Diğerlerinin kabuk değiştirdiği, birilerinin projesi yapıldığı partilerin inadına, bu Müslüman milletin yegâne sigortasıdır MHP…
*
Emperyalist cephenin kurulduğu günden beri hedefinde olmuştur MHP…
15 Temmuz hain kalkışmasında Devlet Bey’in oynadığı rol ve “onların çocukları”nın hezimeti, Batı’nın ve içteki iş birlikçilerinin unutamadığı kırılma noktası…
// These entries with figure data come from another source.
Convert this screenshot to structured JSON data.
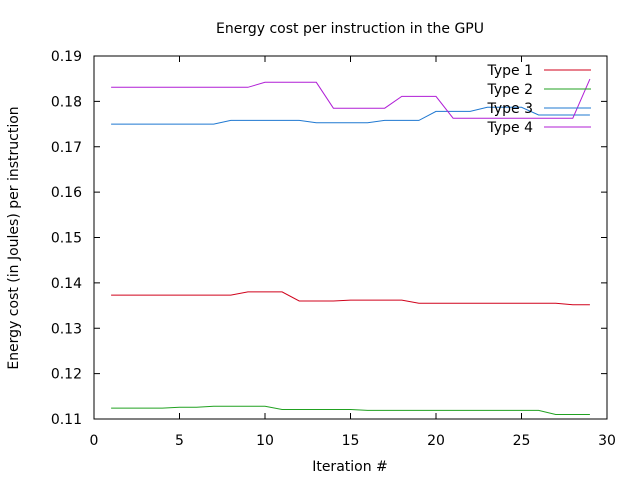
{
  "chart_data": {
    "type": "line",
    "title": "Energy cost per instruction in the GPU",
    "xlabel": "Iteration #",
    "ylabel": "Energy cost (in Joules) per instruction",
    "xlim": [
      0,
      30
    ],
    "ylim": [
      0.11,
      0.19
    ],
    "xticks": [
      "0",
      "5",
      "10",
      "15",
      "20",
      "25",
      "30"
    ],
    "yticks": [
      "0.11",
      "0.12",
      "0.13",
      "0.14",
      "0.15",
      "0.16",
      "0.17",
      "0.18",
      "0.19"
    ],
    "grid": false,
    "legend_position": "top-right",
    "x": [
      1,
      2,
      3,
      4,
      5,
      6,
      7,
      8,
      9,
      10,
      11,
      12,
      13,
      14,
      15,
      16,
      17,
      18,
      19,
      20,
      21,
      22,
      23,
      24,
      25,
      26,
      27,
      28,
      29
    ],
    "series": [
      {
        "name": "Type 1",
        "color": "#d0021b",
        "values": [
          0.1373,
          0.1373,
          0.1373,
          0.1373,
          0.1373,
          0.1373,
          0.1373,
          0.1373,
          0.138,
          0.138,
          0.138,
          0.136,
          0.136,
          0.136,
          0.1362,
          0.1362,
          0.1362,
          0.1362,
          0.1355,
          0.1355,
          0.1355,
          0.1355,
          0.1355,
          0.1355,
          0.1355,
          0.1355,
          0.1355,
          0.1352,
          0.1352
        ]
      },
      {
        "name": "Type 2",
        "color": "#21a121",
        "values": [
          0.1124,
          0.1124,
          0.1124,
          0.1124,
          0.1126,
          0.1126,
          0.1128,
          0.1128,
          0.1128,
          0.1128,
          0.1121,
          0.1121,
          0.1121,
          0.1121,
          0.1121,
          0.1119,
          0.1119,
          0.1119,
          0.1119,
          0.1119,
          0.1119,
          0.1119,
          0.1119,
          0.1119,
          0.1119,
          0.1119,
          0.111,
          0.111,
          0.111
        ]
      },
      {
        "name": "Type 3",
        "color": "#1f78d1",
        "values": [
          0.175,
          0.175,
          0.175,
          0.175,
          0.175,
          0.175,
          0.175,
          0.1758,
          0.1758,
          0.1758,
          0.1758,
          0.1758,
          0.1753,
          0.1753,
          0.1753,
          0.1753,
          0.1758,
          0.1758,
          0.1758,
          0.1778,
          0.1778,
          0.1778,
          0.1787,
          0.1787,
          0.1787,
          0.177,
          0.177,
          0.177,
          0.177
        ]
      },
      {
        "name": "Type 4",
        "color": "#b01fd6",
        "values": [
          0.1831,
          0.1831,
          0.1831,
          0.1831,
          0.1831,
          0.1831,
          0.1831,
          0.1831,
          0.1831,
          0.1842,
          0.1842,
          0.1842,
          0.1842,
          0.1785,
          0.1785,
          0.1785,
          0.1785,
          0.1811,
          0.1811,
          0.1811,
          0.1763,
          0.1763,
          0.1763,
          0.1763,
          0.1763,
          0.1763,
          0.1763,
          0.1763,
          0.1849
        ]
      }
    ]
  }
}
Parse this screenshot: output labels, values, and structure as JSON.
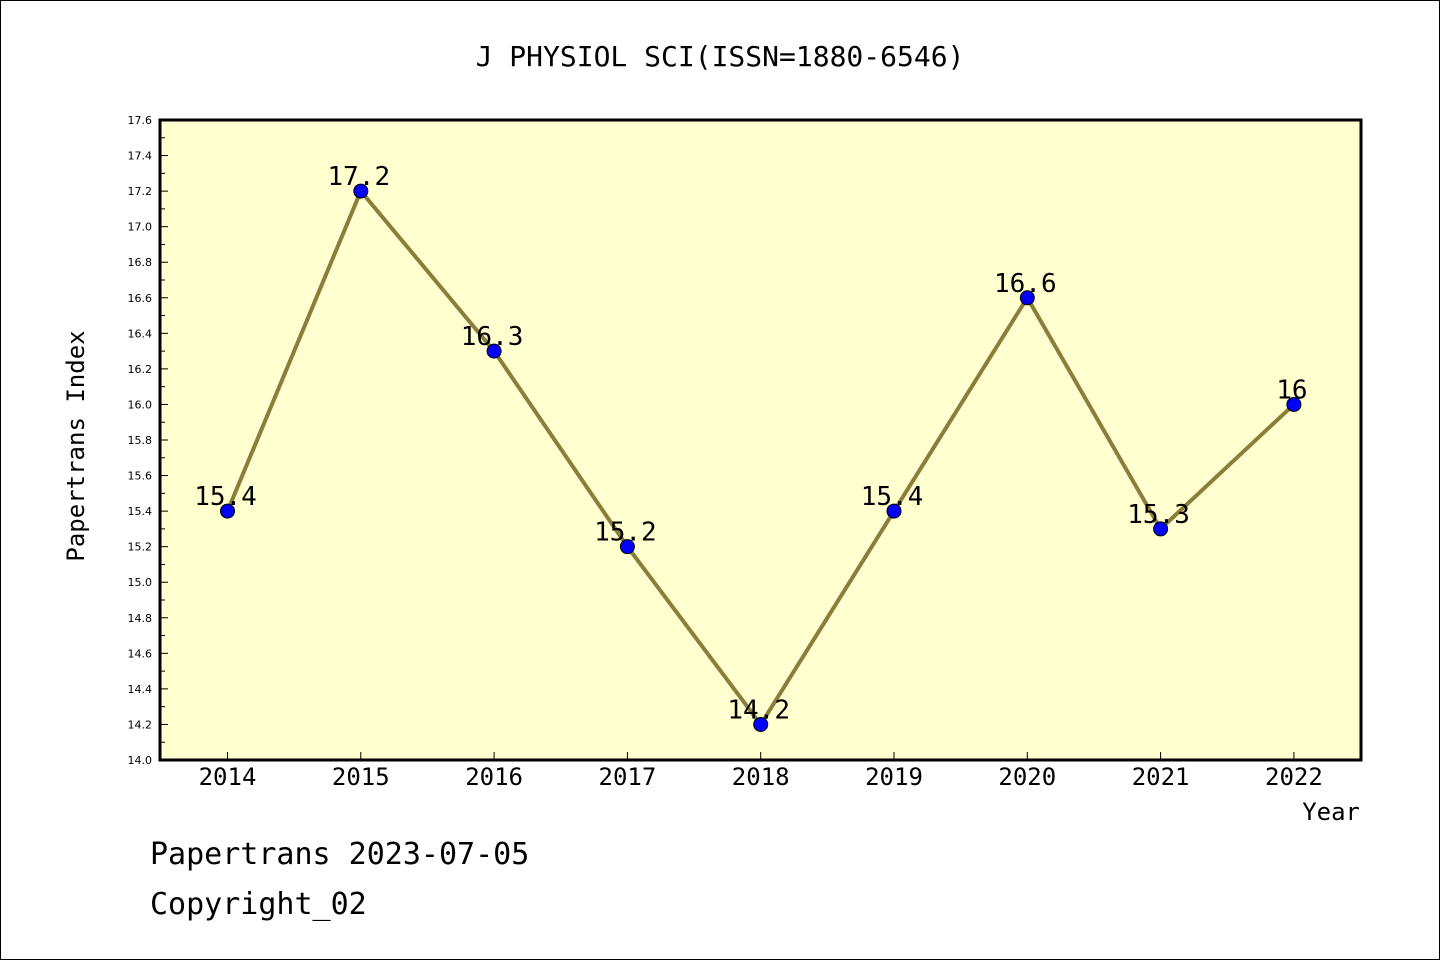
{
  "chart_data": {
    "type": "line",
    "title": "J PHYSIOL SCI(ISSN=1880-6546)",
    "xlabel": "Year",
    "ylabel": "Papertrans Index",
    "x": [
      "2014",
      "2015",
      "2016",
      "2017",
      "2018",
      "2019",
      "2020",
      "2021",
      "2022"
    ],
    "series": [
      {
        "values": [
          15.4,
          17.2,
          16.3,
          15.2,
          14.2,
          15.4,
          16.6,
          15.3,
          16.0
        ]
      }
    ],
    "data_labels": [
      "15.4",
      "17.2",
      "16.3",
      "15.2",
      "14.2",
      "15.4",
      "16.6",
      "15.3",
      "16"
    ],
    "ylim": [
      14.0,
      17.6
    ],
    "yticks": [
      "14.0",
      "14.2",
      "14.4",
      "14.6",
      "14.8",
      "15.0",
      "15.2",
      "15.4",
      "15.6",
      "15.8",
      "16.0",
      "16.2",
      "16.4",
      "16.6",
      "16.8",
      "17.0",
      "17.2",
      "17.4",
      "17.6"
    ],
    "grid": false,
    "colors": {
      "plot_background": "#ffffd0",
      "line": "#8b7d3a",
      "marker": "#0000ff"
    }
  },
  "footer": {
    "date_line": "Papertrans 2023-07-05",
    "copyright": "Copyright_02"
  }
}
Ve Tayyip Bey’le Devlet Bey’in “Devlet aklı” ile ciddiyetle ve bütün baskılara rağmen yürüdükleri yol, onları çıldırtıyor…
MHP’nin 13. Olağan Kurultayı’nda sergilenen demokratik tavır, AKP delegasyonun yer alışı hepsini çaresiz bıraktı…
MHP ve Bahçeli’ye saldırılar, yok gel başbakanımız ol, yok erken seçime götür, yok HDP’ye kapatma davası aç absürtlüğünde devam ediyor…
Dünyanın en büyük STK’sı olan Ülkü Ocakları ve Ülkücü Hareket’in siyasi oluşumu MHP, bu mübarek vatanın düşmanlarına korkulu düşler gördürüyor!
*
Biz bir “koalisyon” da değiliz…
Hiçbir makam istemeden milletin ve devletin bekası uğruna fedakârca, vefakârca, sadakatle millete hizmet etme ittifakındayız…
Başka türlü düşünenler varsa yanılgı içindedir!
350 milyon insanın Türkçe konuştuğu bir dünyada Türkiye’ye biçilen “ağabeylik” misyonu doğru yolda yürümektedir ve atılan adımlar küçümsenemez!
Nitekim Almanya’nın, Fransa’nın ve diğer Batılıların gözlerinin Ülkücü kuruluşlar ve MHP üzerinde olmasının yegâne sebebi budur…
İçerideki piyonların bütün yaygarasına rağmen, Alman hükümetinin sol parti önergelerine verdiği cevap ilginç:
“Federal Hükümet, MHP’nin siyasi taleplerinin Türk hükümet üyeleri arasında karşılık bulduğunu ve bu taleplerin düzenli biçimde yasalara girdiğini gözlemlemektedir. İlaveten Federal Hükümet, son yıllarda MHP çevresinden kişilerin devlet yapılarındaki oranının da fark edilir biçimde arttığına dair bilgi sahibidir!”
O önergede, UID (Uluslararası Demokratlar Birliği) içinde Ülkücü Hareket’in etkisi ve kaç yöneticisinin hareketin mensubu olduğu ve geçmişte de o çevrelerde yer aldığı soruluyor.
Alman hükümetinin verdiği cevaba bakın:
“Devletin selametini tehlikeye atar, bu bilgilerin açıklanması hâlinde başka ülkelerle ilişkilerimiz kalıcı biçimde zarar görür ve dış politikada zarara neden olma ihtimali gerekçesiyle cevap veremeyiz!”
Dünyanın kılcal damarlarına intikal etmiş bir Hareket, içerideki cılız, şuursuz, milliyetsiz, çıkarcı çevrelerce asla engellenemeyecektir!
Bakmayın siz sipariş anketlerdeki rakamlara… 21. asır mutlaka “Türk yüzyılı” olacaktır…
Devletin “2023, 2053, 2071 hedefleri” MHP’nin hedefleridir!
“Büyük olmak” bunu gerektiriyor çünkü!